Altaïr
| Sujet: Fragment #65 - Le Vrai Cri de l'Euménide 09.04.08 18:03 | |
| Vendredi 25 août 2006 à Dijon … Non, rien oublié. Mais j’ai fui. Fui l’image de ce Julian incapable de te soutenir. Et je fuis encore. J’ai fui la boulangerie, mon petit palais de la gourmandise. J’ai couru dans la rue Musette et tracé dans les rues, jusqu’à la porte de l’immeuble, les escaliers de bois, et mon temple du sommeil. J’ai fermé la porte derrière moi, à double tour. Comme si un simple verrou allait accomplir ce que des kilotonnes de terres noires n’avaient pas réussi à ensevelir dans mon esprit. Mon cœur bat à cent à l’heure. Je ferme les yeux. Jill, pourquoi as-tu les cheveux bleus ?
Prendre le couteau. Revenir jusque dans le hall. Enjamber le corps d’un père qui, une fois de plus, s’est battu comme un ivrogne et, une fois de plus, rentre imbibé d’alcool. Jill a toujours détesté cette odeur, et la sentir de nouveau ici, cette pestilence éthylique, la plonge dans un état second. Le couteau en main, celui qui a une gaine ciselée. Passer devant Julian, qui semble tétanisé, encore sous l’emprise de l’ivresse du soir. Il ne comprend pas, ne réalise pas ce qui se passe. Jill le sait mais ne le voit pas. Elle passe devant lui sans même le regarder. Puis elle descend les escaliers, ouvre la grosse porte et se retrouve place du marché. Ses pas la guident vers le Quentin, fermé à cette heure. Patrick parle avec un ami à lui, dont Jill ne se souvient plus du nom. Ce sont ces porcs qui ont tabassés mon père, pense-t-elle. C’est avec ce genre de types qu’il passe ses soirées, dans sa vie de merde de porc. Elle se glisse, la Furie, dans l’ombre de la nuit. Le couteau à la main, elle crève les pneus de la voiture de Patrick, elle les saigne comme des pourceaux, de toute sa colère de Furie. Des larmes de sang invisibles sur les joues. Lorsqu’elle rentre dans l’appartement, Julian a disparu. Il faut traîner le corps de papa dans le salon. Le sang provient du nez. Papa a toujours été fragile du nez. Peut-être est-il cassé d’ailleurs. Une grosse ecchymose violacée se peint autour de son arcade. Dans la rue, on entend les beuglements de Patrick, et Jill sent un sourire de satisfaction, de joie sadique, se dessiner sur ses lèvres. Le verrou la protège. Elle savoure le goût tendre de la vengeance.

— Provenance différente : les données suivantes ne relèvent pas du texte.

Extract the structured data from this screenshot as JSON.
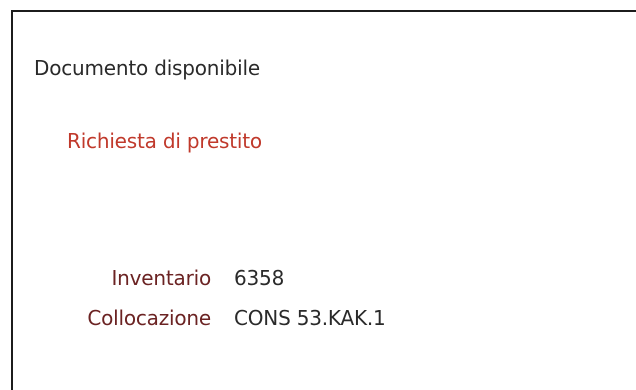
{
  "status": {
    "availability": "Documento disponibile"
  },
  "actions": {
    "loan_request": "Richiesta di prestito"
  },
  "details": [
    {
      "label": "Inventario",
      "value": "6358"
    },
    {
      "label": "Collocazione",
      "value": "CONS 53.KAK.1"
    }
  ],
  "colors": {
    "link": "#c0392b",
    "label": "#6b2323",
    "text": "#2a2a2a",
    "border": "#1c1c1c"
  }
}
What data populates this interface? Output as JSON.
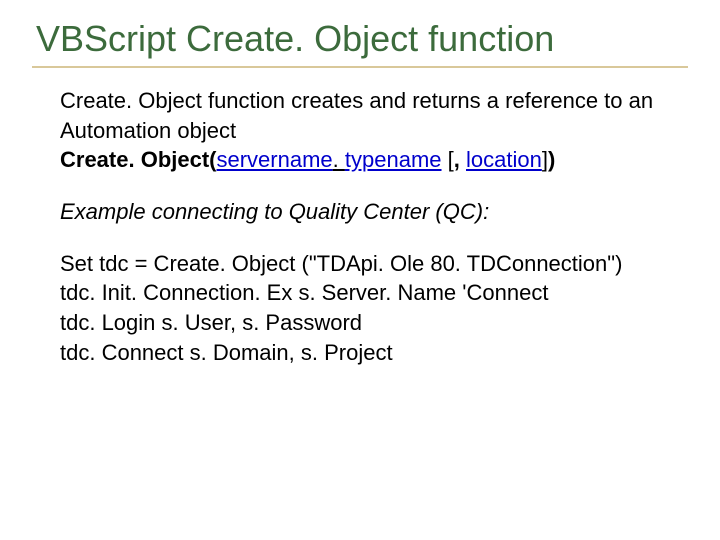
{
  "title": "VBScript Create. Object function",
  "intro": "Create. Object function creates and returns a reference to an Automation object",
  "syntax": {
    "lead": "Create. Object(",
    "servername": "servername",
    "dot": ". ",
    "typename": "typename",
    "space": " ",
    "openbracket": "[",
    "comma": ", ",
    "location": "location",
    "closebracket": "]",
    "closeparen": ")"
  },
  "example_title": "Example connecting to Quality Center (QC):",
  "code": {
    "l1": "Set tdc = Create. Object (\"TDApi. Ole 80. TDConnection\")",
    "l2": "tdc. Init. Connection. Ex s. Server. Name 'Connect",
    "l3": "tdc. Login s. User, s. Password",
    "l4": "tdc. Connect s. Domain, s. Project"
  }
}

« Pourquoi as-tu teint tes cheveux ? dis-je en désignant la mèche qu’elle fait tourner autour de son doigt. - Pourquoi as-tu coupé les tiens ? répond-elle en expirant une bouffée de sa cigarette. »
Le lendemain, papa va déjà mieux. Mais il faut attendre une semaine avant qu’il ne se remette complètement. C’est qu’il n’est plus tout jeune, papa. Et après une semaine à son chevet, à s’en occuper comme d’un bambin, sans même prendre le temps de rappeler Julian qui, d’ailleurs, ne donne pas signe de vie, papa disparaît comme il est revenu. Sans laisser un mot sur le frigo, sans même un au revoir à sa fille. Alors Jill se rend chez Julian, dans son petit appartement. Il est presque minuit, mais elle a besoin d’être réconfortée. Besoin de se sentir être une petite fille entre les bras d’un homme, de son homme. D’un homme qu’elle saura préserver de l’alcool et du sang. Pas comme maman, pense-t-elle. Mais Julian, déjà, n’est plus son homme. « Je peux entrer ? - Désolé, je vais partir. » Après une infime hésitation, un couperet de glace. Jill sent de la colère lui monter aux yeux. Des larmes de sang invisibles sur les joues. « Ah, je te laisse alors. Au revoir. » Elle quitte l’appartement, pour toujours croit-elle. Comment a-t-elle pu ne pas voir à quel point Julian était lâche, à quel point il ne l’aimait pas ? Jill sent de la haine monter en elle, mais sans en prendre conscience. Elle décide de le mépriser, de ne plus penser à ce type qui n’en vaut pas la peine. Son cœur s’endurcit, son cœur est brisé. Elle se coupe les cheveux et les fait teindre en bleu (comme dans… comme dans quoi déjà ? se demandera Julian). Et puis elle l’oublie, lentement, jusqu’à ce matin dans la boulangerie. Le lendemain, elle décide d’aller frapper à sa porte, à lui, le lâche.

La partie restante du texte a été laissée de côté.